The Court of Appeal has upheld the decision of the High Court in Benyatov v Credit Suisse Ltd [2023] EWCA Civ 140, finding that an employer does not have a duty to take reasonable care to avoid the risk of their employee being convicted of a criminal offence.
Background. Benyatov served as the Head of European Emerging Markets in Credit Suisse’s London office. In 2006, Benyatov was advising a client on the purchase of a Romanian state-owned electricity company when, while on a business trip to Romania, he was arrested on suspicion of criminal wrongdoing in connection with the transaction. He was subsequently charged with “economic or commercial espionage” and “the initiation and establishment of an organised criminal group” by the Romanian authorities. These allegations were thoroughly investigated by Credit Suisse, which was satisfied that Benyatov had done nothing wrong. Credit Suisse instructed lawyers to conduct his defence, whilst keeping Benyatov employed at the Bank.
In 2013, the Bank notified Benyatov that he had been provisionally selected for redundancy, and he was placed on garden leave pending consultation. His employment did not in fact terminate until mid-2015. At the end of 2013, Benyatov was found guilty by the Romanian court and sentenced to 10 years’ imprisonment.
With the continued support of the Bank, Benyatov appealed against his conviction, which resulted in the reduction of his sentence to 4.5 years. The sentence has never taken effect, since Benyatov moved to the United States in 2015 as he would have been liable to be arrested under a European Arrest Warrant had he remained in the United Kingdom.

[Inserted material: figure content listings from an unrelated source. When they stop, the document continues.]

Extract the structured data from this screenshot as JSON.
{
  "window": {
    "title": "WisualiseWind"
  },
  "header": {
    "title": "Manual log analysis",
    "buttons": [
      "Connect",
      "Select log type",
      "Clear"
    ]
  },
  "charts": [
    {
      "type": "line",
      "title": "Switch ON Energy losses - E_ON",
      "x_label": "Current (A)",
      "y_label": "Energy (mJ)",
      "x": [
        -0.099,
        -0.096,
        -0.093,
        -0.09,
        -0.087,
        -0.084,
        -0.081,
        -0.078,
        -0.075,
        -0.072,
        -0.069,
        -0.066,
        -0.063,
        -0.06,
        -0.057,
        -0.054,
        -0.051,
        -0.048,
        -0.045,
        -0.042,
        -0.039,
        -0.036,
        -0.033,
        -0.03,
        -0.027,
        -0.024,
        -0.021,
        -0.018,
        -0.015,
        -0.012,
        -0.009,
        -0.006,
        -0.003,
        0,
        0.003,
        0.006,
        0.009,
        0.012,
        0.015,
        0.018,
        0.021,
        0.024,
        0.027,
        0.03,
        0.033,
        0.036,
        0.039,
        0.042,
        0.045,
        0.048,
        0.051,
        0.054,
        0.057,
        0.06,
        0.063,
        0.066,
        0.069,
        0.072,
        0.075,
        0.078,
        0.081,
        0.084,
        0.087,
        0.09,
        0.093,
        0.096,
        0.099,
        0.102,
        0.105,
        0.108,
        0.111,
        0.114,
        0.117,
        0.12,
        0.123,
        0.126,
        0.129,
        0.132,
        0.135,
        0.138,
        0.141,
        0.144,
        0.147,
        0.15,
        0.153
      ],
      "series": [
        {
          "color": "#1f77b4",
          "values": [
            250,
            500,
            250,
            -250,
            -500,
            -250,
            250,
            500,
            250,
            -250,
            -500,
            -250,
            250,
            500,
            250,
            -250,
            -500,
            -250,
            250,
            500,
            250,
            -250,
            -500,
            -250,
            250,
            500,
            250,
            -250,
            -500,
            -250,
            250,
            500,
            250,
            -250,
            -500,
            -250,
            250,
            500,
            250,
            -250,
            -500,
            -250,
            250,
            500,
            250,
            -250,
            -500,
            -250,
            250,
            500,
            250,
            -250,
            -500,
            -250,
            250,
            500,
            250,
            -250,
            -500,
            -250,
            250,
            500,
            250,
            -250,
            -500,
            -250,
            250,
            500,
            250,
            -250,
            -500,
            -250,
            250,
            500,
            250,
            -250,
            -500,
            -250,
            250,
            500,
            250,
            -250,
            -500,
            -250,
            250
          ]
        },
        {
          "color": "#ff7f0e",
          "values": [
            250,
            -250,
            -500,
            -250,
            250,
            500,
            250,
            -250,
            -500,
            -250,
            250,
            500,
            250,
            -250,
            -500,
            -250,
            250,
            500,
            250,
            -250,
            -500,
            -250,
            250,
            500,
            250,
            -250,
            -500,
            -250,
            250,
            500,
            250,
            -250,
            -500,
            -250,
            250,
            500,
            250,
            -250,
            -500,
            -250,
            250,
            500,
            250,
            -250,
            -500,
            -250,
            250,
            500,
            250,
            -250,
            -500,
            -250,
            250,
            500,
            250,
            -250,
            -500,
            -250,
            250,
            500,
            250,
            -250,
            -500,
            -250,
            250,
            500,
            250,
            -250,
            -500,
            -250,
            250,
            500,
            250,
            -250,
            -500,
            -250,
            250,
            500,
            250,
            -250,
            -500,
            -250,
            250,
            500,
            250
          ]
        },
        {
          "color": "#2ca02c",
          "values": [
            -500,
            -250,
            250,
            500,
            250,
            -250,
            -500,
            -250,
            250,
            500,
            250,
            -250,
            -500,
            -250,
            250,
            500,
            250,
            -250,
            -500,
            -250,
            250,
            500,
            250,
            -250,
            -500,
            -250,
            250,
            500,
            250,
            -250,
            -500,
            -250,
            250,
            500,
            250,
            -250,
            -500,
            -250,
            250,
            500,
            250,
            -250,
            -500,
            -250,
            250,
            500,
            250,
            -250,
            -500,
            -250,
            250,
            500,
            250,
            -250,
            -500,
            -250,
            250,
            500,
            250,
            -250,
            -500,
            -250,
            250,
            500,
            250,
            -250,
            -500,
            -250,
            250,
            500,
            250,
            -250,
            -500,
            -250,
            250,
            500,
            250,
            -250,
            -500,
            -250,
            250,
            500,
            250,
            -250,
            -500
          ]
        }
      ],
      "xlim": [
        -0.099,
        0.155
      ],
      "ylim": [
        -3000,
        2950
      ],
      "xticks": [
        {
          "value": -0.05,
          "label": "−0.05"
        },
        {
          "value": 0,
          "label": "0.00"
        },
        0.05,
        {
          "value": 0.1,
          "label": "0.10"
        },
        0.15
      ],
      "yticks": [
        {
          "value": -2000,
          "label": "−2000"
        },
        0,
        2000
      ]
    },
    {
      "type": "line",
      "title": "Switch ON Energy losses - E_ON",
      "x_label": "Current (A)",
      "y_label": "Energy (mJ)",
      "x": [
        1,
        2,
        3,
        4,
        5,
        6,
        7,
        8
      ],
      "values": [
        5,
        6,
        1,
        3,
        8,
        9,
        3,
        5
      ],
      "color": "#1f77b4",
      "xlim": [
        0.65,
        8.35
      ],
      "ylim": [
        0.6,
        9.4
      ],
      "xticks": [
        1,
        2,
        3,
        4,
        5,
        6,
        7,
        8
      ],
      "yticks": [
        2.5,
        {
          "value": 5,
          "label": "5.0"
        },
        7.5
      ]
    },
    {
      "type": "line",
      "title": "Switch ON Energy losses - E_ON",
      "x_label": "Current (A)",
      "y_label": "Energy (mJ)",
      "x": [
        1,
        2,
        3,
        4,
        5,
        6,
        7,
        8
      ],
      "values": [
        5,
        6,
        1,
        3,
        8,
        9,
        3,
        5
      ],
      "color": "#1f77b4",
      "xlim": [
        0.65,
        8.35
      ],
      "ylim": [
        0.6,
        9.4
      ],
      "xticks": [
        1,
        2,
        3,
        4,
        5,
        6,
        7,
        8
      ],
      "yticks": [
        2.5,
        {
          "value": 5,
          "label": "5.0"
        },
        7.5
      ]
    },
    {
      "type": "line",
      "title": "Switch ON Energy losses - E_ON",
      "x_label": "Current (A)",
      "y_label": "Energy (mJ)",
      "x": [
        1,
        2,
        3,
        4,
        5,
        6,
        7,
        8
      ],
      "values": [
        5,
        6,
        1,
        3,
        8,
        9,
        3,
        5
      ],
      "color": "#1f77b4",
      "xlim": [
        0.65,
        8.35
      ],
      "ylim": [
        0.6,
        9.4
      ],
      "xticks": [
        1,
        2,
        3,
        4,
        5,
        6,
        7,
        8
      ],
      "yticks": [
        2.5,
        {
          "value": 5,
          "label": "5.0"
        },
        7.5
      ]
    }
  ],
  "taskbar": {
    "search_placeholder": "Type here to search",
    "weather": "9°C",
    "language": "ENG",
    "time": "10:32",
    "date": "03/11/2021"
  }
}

It was common ground that Benyatov’s conviction effectively prevents him from working in the financial services industry. Benyatov originally estimated his loss of earnings at over £66 million, although the trial judge determined that the appropriate amount if Benyatov had been successful would have been approximately £12.5 million.
Benyatov made two main claims – one related to negligence and the other to contractual indemnity. This article will focus on the negligence claim, in particular the arguments regarding the duty of care owed by an employer towards their employees.
The Negligence Claim—Rejecting a Novel Duty of Care. The negligence claim put forward by Benyatov was that Credit Suisse had a duty of care, as his employer, which included obligations to assess the risks of working on projects that may place him “at a material risk of criminal conviction” or “otherwise expose [him] to criminal conviction in Romania”. The Claimant’s case was that the Bank knew or should have known about the risks that doing privatisation work in Romania entailed, and should have taken the necessary steps to protect Benyatov, particularly due to publicly available adverse press coverage of political risk, corruption and poorly functioning judiciary in Romania; and the interest of the Romanian secret police in an earlier privatisation project that they had been involved with.
The Bank argued that there was no duty to protect the economic interests of its employees, and that recognising a new duty of care would not be fair, just or reasonable. It acknowledged that although, as an employer, it did owe the Claimant a tortious duty to “take reasonable care not to expose the Claimant to risks of personal and psychiatric injury that were reasonably foreseeable and which the Defendant could guard against by proportionate measures”, the events in Romania did not fall under those categories.
The question of whether a duty of care should be recognised in this novel situation was examined first by the High Court, which identified the necessary approach in the novel situation to be “incremental and by analogy with established authority, identifying the legally significant features of the situations”. Benyatov challenged the High Court’s dismissal of his negligence claim on the bases that the Judge took the wrong approach in law to the question of whether the alleged duties of care arose; and that the Judge failed to take into account relevant factual evidence establishing a duty of care.
Benyatov argued that the Court should draw an analogy from the audit duty found in Rihan v Ernst & Young Global Ltd [2020] EWHC 901 (QB). In Rihan, Kerr J found that there was a duty on EY to take reasonable steps to prevent the claimant suffering financial loss by reason of their failure to conduct the audit ethically and without professional misconduct, since this met the usual requirements to establish a duty of care: foreseeability of loss and proximity.
The Court of Appeal disagreed with Benyatov’s argument that the principle in Rihan should be applied in this case and held that Rihan has no application here. Rihan dealt with the duty of an employer to avoid misconduct, as opposed to the fact pattern in this case, where the alleged duty was to protect against the wrongdoing of third parties.
The Court of Appeal concluded that the High Court Judge had not erred in his approach to the law or the evidence. The lack of foreseeability that Benyatov would be exposed to a conviction (as determined by the Judge) undermined his arguments that the Bank should have assumed responsibility and had failed to do so adequately. The fact that the Benyatov provided no new evidence of the foreseeability of the events made it all the more difficult to convince the court to find that a novel duty was owed by Credit Suisse to take reasonable care to avoid the risk of an employee being convicted in the performance of their work for their employer. Although the High Court judgment discussed the Bank’s assumption of responsibility in detail, the Court of Appeal made it clear that this was unnecessary as the employment relationship was sufficient; whether responsibility was assumed was not important as the risks were not foreseeable.